Compliance Focus:
Pulse Oximetry
The local Medicare Intermediary recently published results of post payment review they conducted of various Massachusetts based providers of Pulse Oximetry services to determine if the services billed were medically necessary and that Medicare’s coverage requirements were met.
The CPT codes reviewed were: 94760 (Noninvasive ear or pulse oximetry for oxygen saturation; single determination) and 94761 (Noninvasive ear or pulse oximetry for oxygen saturation; multiple determinations). The denial rates of their review was 96 percent or greater.
The following were the reasons for their denials: documentation did not support medical necessity for the service billed; documentation did not support physician order(s); the number of services billed could not be validated.
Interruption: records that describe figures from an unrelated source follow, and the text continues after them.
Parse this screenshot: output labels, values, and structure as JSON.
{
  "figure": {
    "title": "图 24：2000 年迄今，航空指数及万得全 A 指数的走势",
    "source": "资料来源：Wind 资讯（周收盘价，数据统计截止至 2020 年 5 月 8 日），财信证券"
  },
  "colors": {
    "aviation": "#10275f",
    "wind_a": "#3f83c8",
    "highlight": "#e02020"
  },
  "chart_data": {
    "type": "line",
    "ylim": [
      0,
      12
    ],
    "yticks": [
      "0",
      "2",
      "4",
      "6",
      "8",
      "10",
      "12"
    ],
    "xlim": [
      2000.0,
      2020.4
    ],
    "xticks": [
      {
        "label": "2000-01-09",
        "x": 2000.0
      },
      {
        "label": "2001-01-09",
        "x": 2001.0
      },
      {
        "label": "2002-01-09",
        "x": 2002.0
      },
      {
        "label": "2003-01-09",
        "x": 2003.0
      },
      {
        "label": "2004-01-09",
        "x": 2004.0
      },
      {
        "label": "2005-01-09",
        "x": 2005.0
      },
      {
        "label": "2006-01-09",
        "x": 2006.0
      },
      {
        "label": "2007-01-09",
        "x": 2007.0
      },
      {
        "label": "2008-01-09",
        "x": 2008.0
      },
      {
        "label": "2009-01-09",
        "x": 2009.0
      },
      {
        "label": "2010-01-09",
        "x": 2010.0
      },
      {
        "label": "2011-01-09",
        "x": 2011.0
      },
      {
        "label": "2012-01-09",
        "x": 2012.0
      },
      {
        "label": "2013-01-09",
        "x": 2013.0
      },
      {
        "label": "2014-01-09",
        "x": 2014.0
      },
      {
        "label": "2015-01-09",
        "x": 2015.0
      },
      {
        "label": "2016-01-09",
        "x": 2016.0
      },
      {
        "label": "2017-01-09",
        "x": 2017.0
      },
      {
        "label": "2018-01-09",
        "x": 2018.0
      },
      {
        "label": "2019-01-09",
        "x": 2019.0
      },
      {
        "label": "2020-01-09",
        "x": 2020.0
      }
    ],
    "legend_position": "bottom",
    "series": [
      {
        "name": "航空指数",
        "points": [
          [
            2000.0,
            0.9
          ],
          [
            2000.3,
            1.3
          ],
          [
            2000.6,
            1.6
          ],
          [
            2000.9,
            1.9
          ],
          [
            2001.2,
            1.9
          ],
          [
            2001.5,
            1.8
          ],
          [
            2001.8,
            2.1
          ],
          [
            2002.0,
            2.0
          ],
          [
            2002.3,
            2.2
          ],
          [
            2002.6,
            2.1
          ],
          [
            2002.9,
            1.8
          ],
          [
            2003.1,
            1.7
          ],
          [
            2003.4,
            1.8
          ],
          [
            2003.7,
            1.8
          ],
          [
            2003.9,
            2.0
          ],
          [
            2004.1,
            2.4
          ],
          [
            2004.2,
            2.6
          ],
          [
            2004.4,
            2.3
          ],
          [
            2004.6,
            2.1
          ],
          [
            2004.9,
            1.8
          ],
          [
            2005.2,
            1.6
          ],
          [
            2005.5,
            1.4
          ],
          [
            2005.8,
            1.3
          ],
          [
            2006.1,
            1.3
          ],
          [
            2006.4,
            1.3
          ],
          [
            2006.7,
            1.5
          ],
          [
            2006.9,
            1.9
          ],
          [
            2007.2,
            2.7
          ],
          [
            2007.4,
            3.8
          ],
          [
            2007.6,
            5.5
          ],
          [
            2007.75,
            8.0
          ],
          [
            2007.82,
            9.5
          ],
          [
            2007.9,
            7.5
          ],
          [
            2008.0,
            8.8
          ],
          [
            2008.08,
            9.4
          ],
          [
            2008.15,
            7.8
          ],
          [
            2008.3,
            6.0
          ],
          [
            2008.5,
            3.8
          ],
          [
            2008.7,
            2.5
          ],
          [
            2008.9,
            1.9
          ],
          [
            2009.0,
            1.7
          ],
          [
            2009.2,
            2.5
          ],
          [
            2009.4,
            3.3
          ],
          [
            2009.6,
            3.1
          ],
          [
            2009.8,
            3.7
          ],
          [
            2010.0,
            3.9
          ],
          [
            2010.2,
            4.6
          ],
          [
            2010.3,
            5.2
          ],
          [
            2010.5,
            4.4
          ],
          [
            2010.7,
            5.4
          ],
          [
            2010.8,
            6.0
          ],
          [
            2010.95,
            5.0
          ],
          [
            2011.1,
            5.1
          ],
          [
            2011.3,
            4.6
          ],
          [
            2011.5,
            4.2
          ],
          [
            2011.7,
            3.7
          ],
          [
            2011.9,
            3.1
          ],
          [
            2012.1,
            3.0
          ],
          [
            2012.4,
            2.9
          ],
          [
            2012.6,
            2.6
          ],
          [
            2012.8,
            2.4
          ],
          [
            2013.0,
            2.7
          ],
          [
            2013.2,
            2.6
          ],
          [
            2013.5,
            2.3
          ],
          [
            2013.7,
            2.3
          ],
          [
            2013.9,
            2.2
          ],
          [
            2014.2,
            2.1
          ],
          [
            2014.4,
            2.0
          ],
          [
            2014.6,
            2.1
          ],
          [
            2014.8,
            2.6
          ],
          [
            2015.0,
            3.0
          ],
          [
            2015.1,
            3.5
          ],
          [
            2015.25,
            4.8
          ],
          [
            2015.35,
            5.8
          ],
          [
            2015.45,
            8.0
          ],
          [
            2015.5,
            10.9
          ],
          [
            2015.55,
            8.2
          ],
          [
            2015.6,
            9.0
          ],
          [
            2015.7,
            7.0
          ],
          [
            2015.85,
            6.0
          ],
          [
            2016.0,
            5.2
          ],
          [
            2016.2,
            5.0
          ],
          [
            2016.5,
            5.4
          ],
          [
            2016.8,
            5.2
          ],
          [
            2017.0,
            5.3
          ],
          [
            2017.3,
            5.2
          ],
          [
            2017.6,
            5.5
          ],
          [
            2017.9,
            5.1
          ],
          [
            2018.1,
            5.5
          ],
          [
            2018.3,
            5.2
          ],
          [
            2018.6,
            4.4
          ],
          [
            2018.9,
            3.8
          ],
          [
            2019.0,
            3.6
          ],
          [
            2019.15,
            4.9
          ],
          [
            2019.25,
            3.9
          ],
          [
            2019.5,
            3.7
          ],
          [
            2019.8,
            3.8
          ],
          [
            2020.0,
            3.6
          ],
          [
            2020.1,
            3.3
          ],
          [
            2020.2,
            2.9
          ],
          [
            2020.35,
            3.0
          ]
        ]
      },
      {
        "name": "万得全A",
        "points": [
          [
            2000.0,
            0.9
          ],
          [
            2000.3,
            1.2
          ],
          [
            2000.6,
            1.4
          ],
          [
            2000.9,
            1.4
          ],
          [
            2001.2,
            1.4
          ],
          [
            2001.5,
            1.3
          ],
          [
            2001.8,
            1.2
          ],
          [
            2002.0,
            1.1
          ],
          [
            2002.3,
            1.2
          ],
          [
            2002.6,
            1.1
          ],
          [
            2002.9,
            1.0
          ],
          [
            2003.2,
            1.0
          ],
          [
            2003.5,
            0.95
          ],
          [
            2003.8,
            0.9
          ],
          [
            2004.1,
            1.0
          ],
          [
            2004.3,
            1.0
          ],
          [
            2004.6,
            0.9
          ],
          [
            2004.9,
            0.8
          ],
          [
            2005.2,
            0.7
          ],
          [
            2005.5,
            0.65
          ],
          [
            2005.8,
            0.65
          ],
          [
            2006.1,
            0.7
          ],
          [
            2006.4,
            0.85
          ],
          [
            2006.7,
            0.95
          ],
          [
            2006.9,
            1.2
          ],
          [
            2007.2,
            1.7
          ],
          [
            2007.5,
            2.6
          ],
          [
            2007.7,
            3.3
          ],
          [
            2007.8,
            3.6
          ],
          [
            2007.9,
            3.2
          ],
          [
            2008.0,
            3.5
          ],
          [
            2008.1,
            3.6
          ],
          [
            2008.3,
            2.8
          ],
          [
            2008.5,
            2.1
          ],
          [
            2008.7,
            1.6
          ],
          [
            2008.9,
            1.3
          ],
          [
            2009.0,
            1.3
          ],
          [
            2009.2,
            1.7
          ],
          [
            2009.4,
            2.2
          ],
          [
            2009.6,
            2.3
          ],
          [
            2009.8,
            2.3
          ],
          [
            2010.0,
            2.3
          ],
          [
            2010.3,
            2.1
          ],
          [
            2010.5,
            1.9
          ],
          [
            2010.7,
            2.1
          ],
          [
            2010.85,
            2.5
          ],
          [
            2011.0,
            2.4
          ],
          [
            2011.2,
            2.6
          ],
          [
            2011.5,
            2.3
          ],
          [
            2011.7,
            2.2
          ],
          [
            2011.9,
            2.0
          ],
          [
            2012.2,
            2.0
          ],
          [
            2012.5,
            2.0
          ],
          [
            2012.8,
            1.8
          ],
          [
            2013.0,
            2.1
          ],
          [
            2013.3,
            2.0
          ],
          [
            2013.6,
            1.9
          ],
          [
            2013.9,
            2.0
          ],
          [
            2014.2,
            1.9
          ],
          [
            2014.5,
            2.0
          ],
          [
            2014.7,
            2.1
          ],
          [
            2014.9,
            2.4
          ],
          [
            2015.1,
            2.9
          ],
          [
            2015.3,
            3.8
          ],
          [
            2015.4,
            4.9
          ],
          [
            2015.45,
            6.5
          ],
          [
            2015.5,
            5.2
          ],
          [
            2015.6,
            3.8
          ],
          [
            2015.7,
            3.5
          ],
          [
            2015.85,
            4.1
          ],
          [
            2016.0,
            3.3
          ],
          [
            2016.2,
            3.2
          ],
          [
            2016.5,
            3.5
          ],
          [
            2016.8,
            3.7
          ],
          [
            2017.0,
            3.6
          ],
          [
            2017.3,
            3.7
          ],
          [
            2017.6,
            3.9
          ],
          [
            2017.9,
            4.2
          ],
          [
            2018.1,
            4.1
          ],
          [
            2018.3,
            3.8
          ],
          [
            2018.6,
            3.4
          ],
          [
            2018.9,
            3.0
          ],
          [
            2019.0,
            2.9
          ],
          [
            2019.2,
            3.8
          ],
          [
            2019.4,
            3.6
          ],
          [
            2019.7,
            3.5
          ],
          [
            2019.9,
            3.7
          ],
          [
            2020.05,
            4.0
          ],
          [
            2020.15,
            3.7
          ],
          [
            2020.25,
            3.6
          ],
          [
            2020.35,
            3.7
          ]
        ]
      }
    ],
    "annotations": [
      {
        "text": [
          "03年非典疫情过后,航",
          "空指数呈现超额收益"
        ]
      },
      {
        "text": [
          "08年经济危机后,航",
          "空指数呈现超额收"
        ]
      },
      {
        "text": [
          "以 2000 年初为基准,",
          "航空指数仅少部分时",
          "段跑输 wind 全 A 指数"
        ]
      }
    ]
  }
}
To be covered, pulse oximetry services must be ordered by a physician and used in the active management of patient’s specific condition. Medical record documentation should be available, if requested, in supporting the medical necessity for each test billed. This includes, but not limited to, physician’s orders, treatment flow sheets, physician progress notes and nurses’ notes. While CMS does not require a specific format for information to be documented, service information contained in medical records should be clear, concise and structured in a way that clearly identifies and supports the services provided during a patient encounter. The medical record must also clearly identify who is rendering the service.
CPT codes 94760 and 94761 should be reported with only one unit of service per day, regardless of the number of determinations done on that day.